Niklas Olsen, Johan Strang, Carl Marklund, Ilkka Kärrylä (postdoc), Jesper Vestermark Køber (postdoc)
This theme examines the neoliberalisation of the Nordic countries through a study of political language in the tradition of conceptual history (Begrifssgeschichte). While previous studies of Nordic political culture have emphasized a number of concepts (welfare/security, education, work, people, and democracy) as carrying key legacies of Nordic modernity we will explore how these concepts were redefined and made compatible with ideas of consumerism, choice, and individual rationality.
The theme is divided in three interrelated parts.
1) Niklas Olsen will direct a study of the construction of the actor-subjects that people the political economies of the Nordic welfare states in the neoliberal age. How were the pervasive discourses of the consumer, the entrepreneur, the manager, the debtor, the bureaucrat, and the employee construed?
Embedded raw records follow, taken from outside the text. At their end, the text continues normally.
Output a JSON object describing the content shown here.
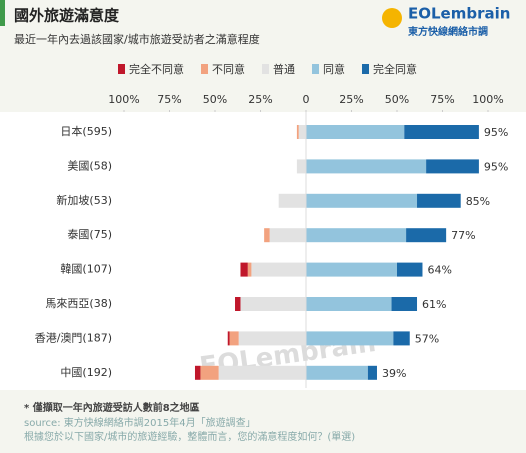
{
  "chart_data": {
    "type": "diverging-bar",
    "title": "國外旅遊滿意度",
    "subtitle": "最近一年內去過該國家/城市旅遊受訪者之滿意程度",
    "logo": "EOLembrain",
    "logo_subtitle": "東方快線網絡市調",
    "watermark": "EOLembrain",
    "categories": [
      "日本(595)",
      "美國(58)",
      "新加坡(53)",
      "泰國(75)",
      "韓國(107)",
      "馬來西亞(38)",
      "香港/澳門(187)",
      "中國(192)"
    ],
    "series": [
      {
        "name": "完全不同意",
        "color": "#c0172b",
        "values": [
          0,
          0,
          0,
          0,
          4,
          3,
          1,
          3
        ]
      },
      {
        "name": "不同意",
        "color": "#f2a27f",
        "values": [
          1,
          0,
          0,
          3,
          2,
          0,
          5,
          10
        ]
      },
      {
        "name": "普通",
        "color": "#e2e2e2",
        "values": [
          4,
          5,
          15,
          20,
          30,
          36,
          37,
          48
        ]
      },
      {
        "name": "同意",
        "color": "#93c4dd",
        "values": [
          54,
          66,
          61,
          55,
          50,
          47,
          48,
          34
        ]
      },
      {
        "name": "完全同意",
        "color": "#1b6aa9",
        "values": [
          41,
          29,
          24,
          22,
          14,
          14,
          9,
          5
        ]
      }
    ],
    "totals": {
      "values": [
        95,
        95,
        85,
        77,
        64,
        61,
        57,
        39
      ],
      "value_labels": [
        "95%",
        "95%",
        "85%",
        "77%",
        "64%",
        "61%",
        "57%",
        "39%"
      ]
    },
    "xlim": [
      -100,
      100
    ],
    "xticks": [
      {
        "value": -100,
        "label": "100%"
      },
      {
        "value": -75,
        "label": "75%"
      },
      {
        "value": -50,
        "label": "50%"
      },
      {
        "value": -25,
        "label": "25%"
      },
      0,
      {
        "value": 25,
        "label": "25%"
      },
      {
        "value": 50,
        "label": "50%"
      },
      {
        "value": 75,
        "label": "75%"
      },
      {
        "value": 100,
        "label": "100%"
      }
    ],
    "notes": [
      "* 僅擷取一年內旅遊受訪人數前8之地區",
      "source: 東方快線網絡市調2015年4月「旅遊調查」",
      "根據您於以下國家/城市的旅遊經驗，整體而言，您的滿意程度如何？(單選)"
    ]
  }
}
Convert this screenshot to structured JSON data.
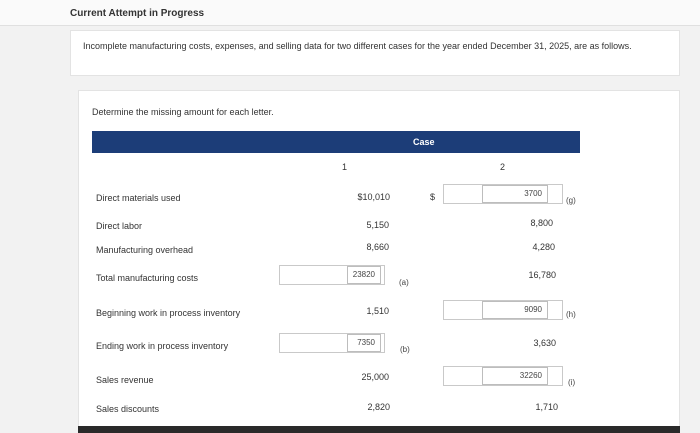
{
  "header": {
    "title": "Current Attempt in Progress"
  },
  "intro": "Incomplete manufacturing costs, expenses, and selling data for two different cases for the year ended December 31, 2025, are as follows.",
  "task": "Determine the missing amount for each letter.",
  "table": {
    "group_header": "Case",
    "col1_header": "1",
    "col2_header": "2",
    "dollar_sign": "$",
    "rows": {
      "direct_materials": {
        "label": "Direct materials used",
        "c1": "$10,010",
        "c2_input": "3700",
        "c2_letter": "(g)"
      },
      "direct_labor": {
        "label": "Direct labor",
        "c1": "5,150",
        "c2": "8,800"
      },
      "manufacturing_overhead": {
        "label": "Manufacturing overhead",
        "c1": "8,660",
        "c2": "4,280"
      },
      "total_manufacturing": {
        "label": "Total manufacturing costs",
        "c1_input": "23820",
        "c1_letter": "(a)",
        "c2": "16,780"
      },
      "beginning_wip": {
        "label": "Beginning work in process inventory",
        "c1": "1,510",
        "c2_input": "9090",
        "c2_letter": "(h)"
      },
      "ending_wip": {
        "label": "Ending work in process inventory",
        "c1_input": "7350",
        "c1_letter": "(b)",
        "c2": "3,630"
      },
      "sales_revenue": {
        "label": "Sales revenue",
        "c1": "25,000",
        "c2_input": "32260",
        "c2_letter": "(i)"
      },
      "sales_discounts": {
        "label": "Sales discounts",
        "c1": "2,820",
        "c2": "1,710"
      }
    }
  }
}
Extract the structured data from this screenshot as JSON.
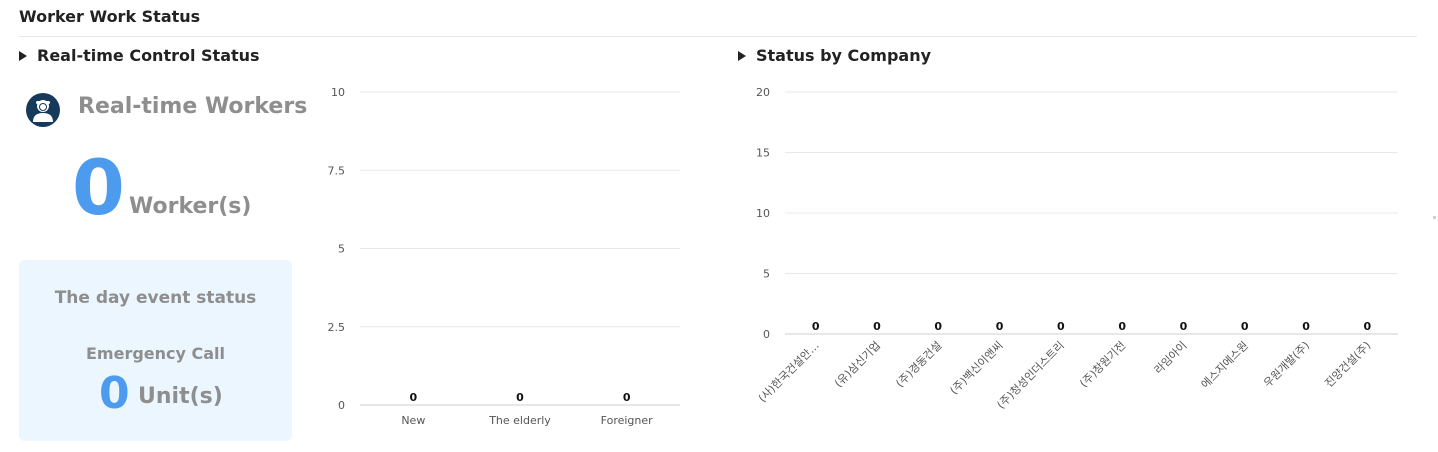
{
  "page": {
    "title": "Worker Work Status"
  },
  "realtime": {
    "section_title": "Real-time Control Status",
    "icon": "worker-avatar-icon",
    "workers_title": "Real-time Workers",
    "workers_count": "0",
    "workers_unit": "Worker(s)",
    "event_box": {
      "title": "The day event status",
      "label": "Emergency Call",
      "count": "0",
      "unit": "Unit(s)"
    }
  },
  "company": {
    "section_title": "Status by Company"
  },
  "colors": {
    "accent": "#4d9bee",
    "muted_text": "#8e8e8e",
    "event_bg": "#ebf6ff",
    "avatar_bg": "#163a5c"
  },
  "chart_data": [
    {
      "type": "bar",
      "categories": [
        "New",
        "The elderly",
        "Foreigner"
      ],
      "values": [
        0,
        0,
        0
      ],
      "value_labels": [
        "0",
        "0",
        "0"
      ],
      "y_ticks": [
        "0",
        "2.5",
        "5",
        "7.5",
        "10"
      ],
      "ylim": [
        0,
        10
      ],
      "grid": true,
      "legend": "none"
    },
    {
      "type": "bar",
      "categories": [
        "(사)한국건설안…",
        "(유)삼신기업",
        "(주)경동건설",
        "(주)백신이앤씨",
        "(주)청성인더스트리",
        "(주)창원기전",
        "라임아이",
        "에스지에스원",
        "우원개발(주)",
        "진양건설(주)"
      ],
      "values": [
        0,
        0,
        0,
        0,
        0,
        0,
        0,
        0,
        0,
        0
      ],
      "value_labels": [
        "0",
        "0",
        "0",
        "0",
        "0",
        "0",
        "0",
        "0",
        "0",
        "0"
      ],
      "y_ticks": [
        "0",
        "5",
        "10",
        "15",
        "20"
      ],
      "ylim": [
        0,
        20
      ],
      "grid": true,
      "legend": "none"
    }
  ]
}
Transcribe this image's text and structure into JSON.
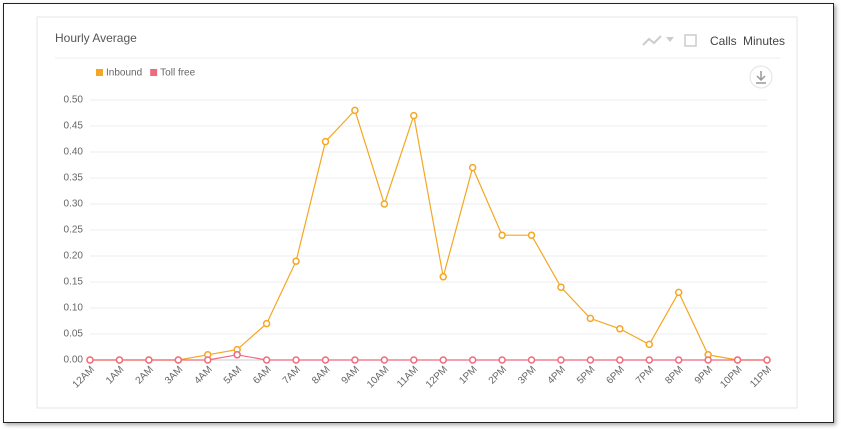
{
  "header": {
    "title": "Hourly Average",
    "tabs": [
      "Calls",
      "Minutes"
    ]
  },
  "chart_data": {
    "type": "line",
    "categories": [
      "12AM",
      "1AM",
      "2AM",
      "3AM",
      "4AM",
      "5AM",
      "6AM",
      "7AM",
      "8AM",
      "9AM",
      "10AM",
      "11AM",
      "12PM",
      "1PM",
      "2PM",
      "3PM",
      "4PM",
      "5PM",
      "6PM",
      "7PM",
      "8PM",
      "9PM",
      "10PM",
      "11PM"
    ],
    "series": [
      {
        "name": "Inbound",
        "color": "#f5a623",
        "values": [
          0,
          0,
          0,
          0,
          0.01,
          0.02,
          0.07,
          0.19,
          0.42,
          0.48,
          0.3,
          0.47,
          0.16,
          0.37,
          0.24,
          0.24,
          0.14,
          0.08,
          0.06,
          0.03,
          0.13,
          0.01,
          0,
          0
        ]
      },
      {
        "name": "Toll free",
        "color": "#f06a7e",
        "values": [
          0,
          0,
          0,
          0,
          0,
          0.01,
          0,
          0,
          0,
          0,
          0,
          0,
          0,
          0,
          0,
          0,
          0,
          0,
          0,
          0,
          0,
          0,
          0,
          0
        ]
      }
    ],
    "ylim": [
      0,
      0.5
    ],
    "yticks": [
      {
        "value": 0,
        "label": "0.00"
      },
      0.05,
      {
        "value": 0.1,
        "label": "0.10"
      },
      0.15,
      {
        "value": 0.2,
        "label": "0.20"
      },
      0.25,
      {
        "value": 0.3,
        "label": "0.30"
      },
      0.35,
      {
        "value": 0.4,
        "label": "0.40"
      },
      0.45,
      {
        "value": 0.5,
        "label": "0.50"
      }
    ],
    "grid": true
  }
}
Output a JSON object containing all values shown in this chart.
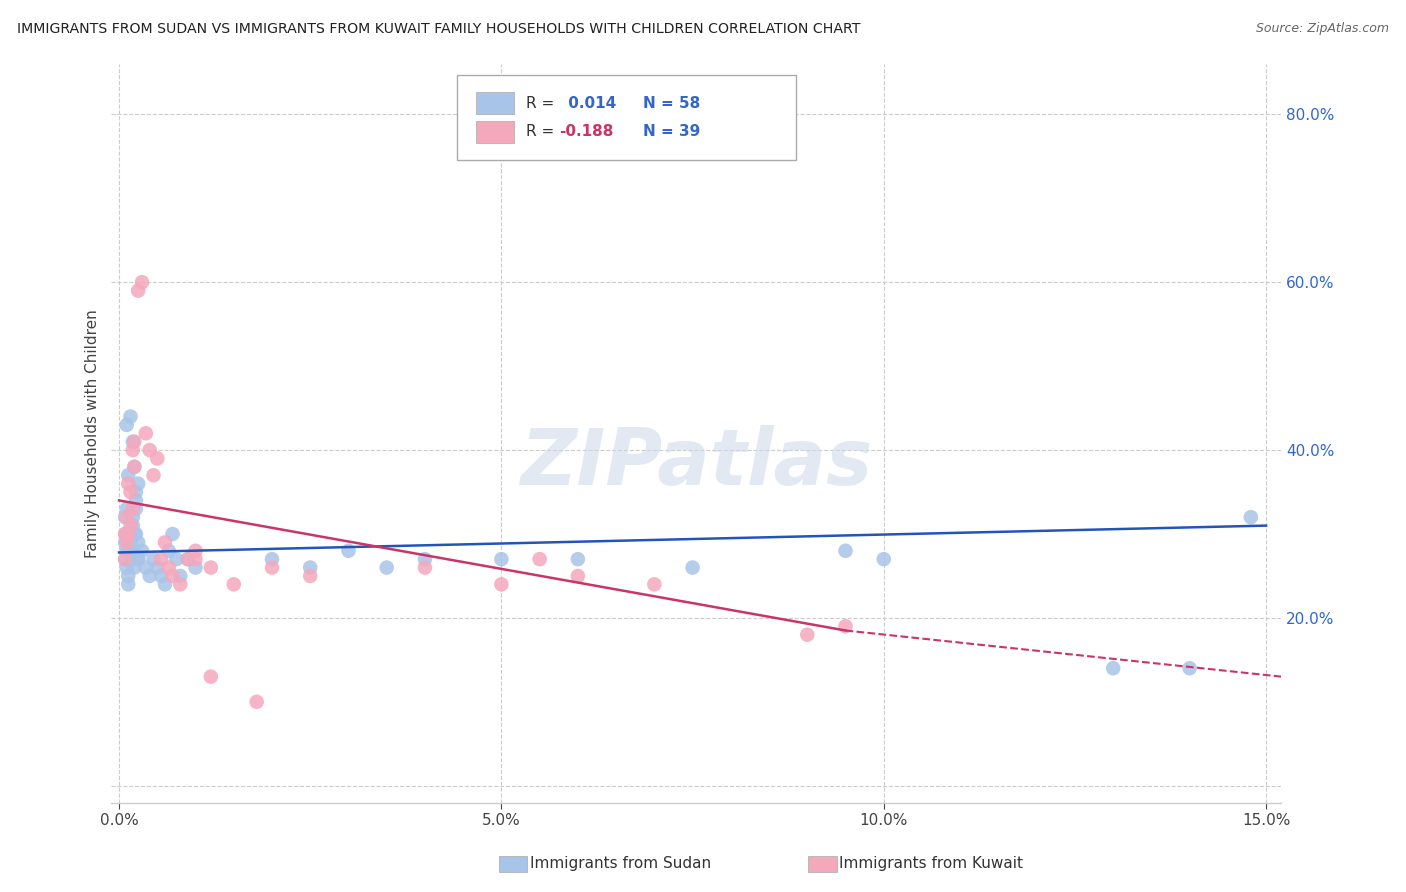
{
  "title": "IMMIGRANTS FROM SUDAN VS IMMIGRANTS FROM KUWAIT FAMILY HOUSEHOLDS WITH CHILDREN CORRELATION CHART",
  "source": "Source: ZipAtlas.com",
  "xlabel_sudan": "Immigrants from Sudan",
  "xlabel_kuwait": "Immigrants from Kuwait",
  "ylabel": "Family Households with Children",
  "xlim": [
    -0.001,
    0.152
  ],
  "ylim": [
    -0.02,
    0.86
  ],
  "yticks": [
    0.0,
    0.2,
    0.4,
    0.6,
    0.8
  ],
  "ytick_labels": [
    "",
    "20.0%",
    "40.0%",
    "60.0%",
    "80.0%"
  ],
  "xtick_vals": [
    0.0,
    0.05,
    0.1,
    0.15
  ],
  "xtick_labels": [
    "0.0%",
    "5.0%",
    "10.0%",
    "15.0%"
  ],
  "r_sudan": 0.014,
  "n_sudan": 58,
  "r_kuwait": -0.188,
  "n_kuwait": 39,
  "sudan_color": "#a8c4e8",
  "kuwait_color": "#f4a8bc",
  "trend_sudan_color": "#2255bb",
  "trend_kuwait_color": "#cc3366",
  "watermark_color": "#ccd8e8",
  "watermark_text": "ZIPatlas",
  "sudan_x": [
    0.0008,
    0.001,
    0.0012,
    0.0015,
    0.0018,
    0.002,
    0.0022,
    0.0025,
    0.0008,
    0.001,
    0.0012,
    0.0015,
    0.0018,
    0.002,
    0.0022,
    0.0025,
    0.0008,
    0.001,
    0.0012,
    0.0015,
    0.0018,
    0.002,
    0.0022,
    0.0025,
    0.0008,
    0.001,
    0.0012,
    0.0015,
    0.0018,
    0.002,
    0.0022,
    0.0025,
    0.003,
    0.0035,
    0.004,
    0.0045,
    0.005,
    0.0055,
    0.006,
    0.0065,
    0.007,
    0.0075,
    0.008,
    0.009,
    0.01,
    0.02,
    0.025,
    0.03,
    0.035,
    0.04,
    0.05,
    0.06,
    0.075,
    0.095,
    0.1,
    0.13,
    0.14,
    0.148
  ],
  "sudan_y": [
    0.3,
    0.43,
    0.37,
    0.44,
    0.41,
    0.38,
    0.35,
    0.36,
    0.32,
    0.33,
    0.28,
    0.29,
    0.31,
    0.3,
    0.33,
    0.27,
    0.27,
    0.28,
    0.25,
    0.3,
    0.32,
    0.3,
    0.34,
    0.29,
    0.29,
    0.26,
    0.24,
    0.28,
    0.27,
    0.26,
    0.3,
    0.27,
    0.28,
    0.26,
    0.25,
    0.27,
    0.26,
    0.25,
    0.24,
    0.28,
    0.3,
    0.27,
    0.25,
    0.27,
    0.26,
    0.27,
    0.26,
    0.28,
    0.26,
    0.27,
    0.27,
    0.27,
    0.26,
    0.28,
    0.27,
    0.14,
    0.14,
    0.32
  ],
  "kuwait_x": [
    0.0008,
    0.001,
    0.0012,
    0.0015,
    0.0018,
    0.002,
    0.0008,
    0.001,
    0.0012,
    0.0015,
    0.0018,
    0.002,
    0.0025,
    0.003,
    0.0035,
    0.004,
    0.0045,
    0.005,
    0.0055,
    0.006,
    0.0065,
    0.007,
    0.008,
    0.009,
    0.01,
    0.012,
    0.015,
    0.02,
    0.025,
    0.04,
    0.05,
    0.055,
    0.06,
    0.07,
    0.09,
    0.095,
    0.01,
    0.012,
    0.018
  ],
  "kuwait_y": [
    0.3,
    0.32,
    0.36,
    0.35,
    0.4,
    0.41,
    0.27,
    0.29,
    0.3,
    0.31,
    0.33,
    0.38,
    0.59,
    0.6,
    0.42,
    0.4,
    0.37,
    0.39,
    0.27,
    0.29,
    0.26,
    0.25,
    0.24,
    0.27,
    0.28,
    0.26,
    0.24,
    0.26,
    0.25,
    0.26,
    0.24,
    0.27,
    0.25,
    0.24,
    0.18,
    0.19,
    0.27,
    0.13,
    0.1
  ],
  "trend_sudan": [
    0.0,
    0.278,
    0.15,
    0.31
  ],
  "trend_kuwait_solid": [
    0.0,
    0.34,
    0.095,
    0.185
  ],
  "trend_kuwait_dashed": [
    0.095,
    0.185,
    0.152,
    0.13
  ]
}
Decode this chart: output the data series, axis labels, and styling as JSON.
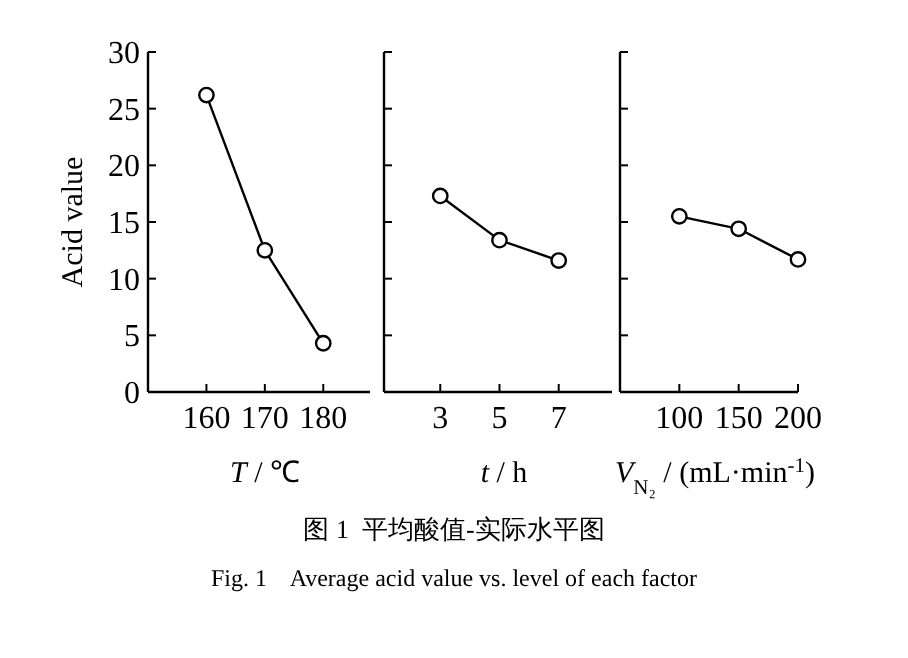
{
  "chart_data": [
    {
      "type": "line",
      "xlabel": "*T* / ℃",
      "ylabel": "Acid value",
      "x": [
        160,
        170,
        180
      ],
      "values": [
        26.2,
        12.5,
        4.3
      ],
      "color": "#000000",
      "marker": "circle",
      "xlim": [
        150,
        188
      ],
      "xticks": [
        160,
        170,
        180
      ],
      "ylim": [
        0,
        30
      ],
      "yticks": [
        0,
        5,
        10,
        15,
        20,
        25,
        30
      ],
      "annotations": [
        "图 1  平均酸值-实际水平图",
        "Fig. 1    Average acid value vs. level of each factor"
      ]
    },
    {
      "type": "line",
      "xlabel": "*t* / h",
      "x": [
        3,
        5,
        7
      ],
      "values": [
        17.3,
        13.4,
        11.6
      ],
      "color": "#000000",
      "marker": "circle",
      "xlim": [
        1.1,
        8.8
      ],
      "xticks": [
        3,
        5,
        7
      ],
      "ylim": [
        0,
        30
      ],
      "yticks": [
        0,
        5,
        10,
        15,
        20,
        25,
        30
      ],
      "tick_labels": "x"
    },
    {
      "type": "line",
      "xlabel": "*V*$_{N₂}$ / (mL·min$^{-1}$)",
      "x": [
        100,
        150,
        200
      ],
      "values": [
        15.5,
        14.4,
        11.7
      ],
      "color": "#000000",
      "marker": "circle",
      "xlim": [
        50,
        200
      ],
      "xticks": [
        100,
        150,
        200
      ],
      "ylim": [
        0,
        30
      ],
      "yticks": [
        0,
        5,
        10,
        15,
        20,
        25,
        30
      ],
      "tick_labels": "x"
    }
  ]
}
And how were these agents used as sources of economic models and celebrated as role models of societal behavior?
2) Johan Strang will lead a study of the neoliberalisation of Nordic democracy. The study will pay particular attention to diffusion of such ideas of rules-based democracy from the domain of macro-economic arguments to notions of human rights and the need for constitutional protection of the individual and her property.
3) Carl Marklund will explore the critique of bureaucracy that informed Swedish, Danish, and Norwegian conceptions of power in the 1990s and 2000s, and the origins of a critique of state in transnational diffusion and circulation from US, France, and Germany. Thinktank activity, translation and publication, and the Nordic power investigations will be central here.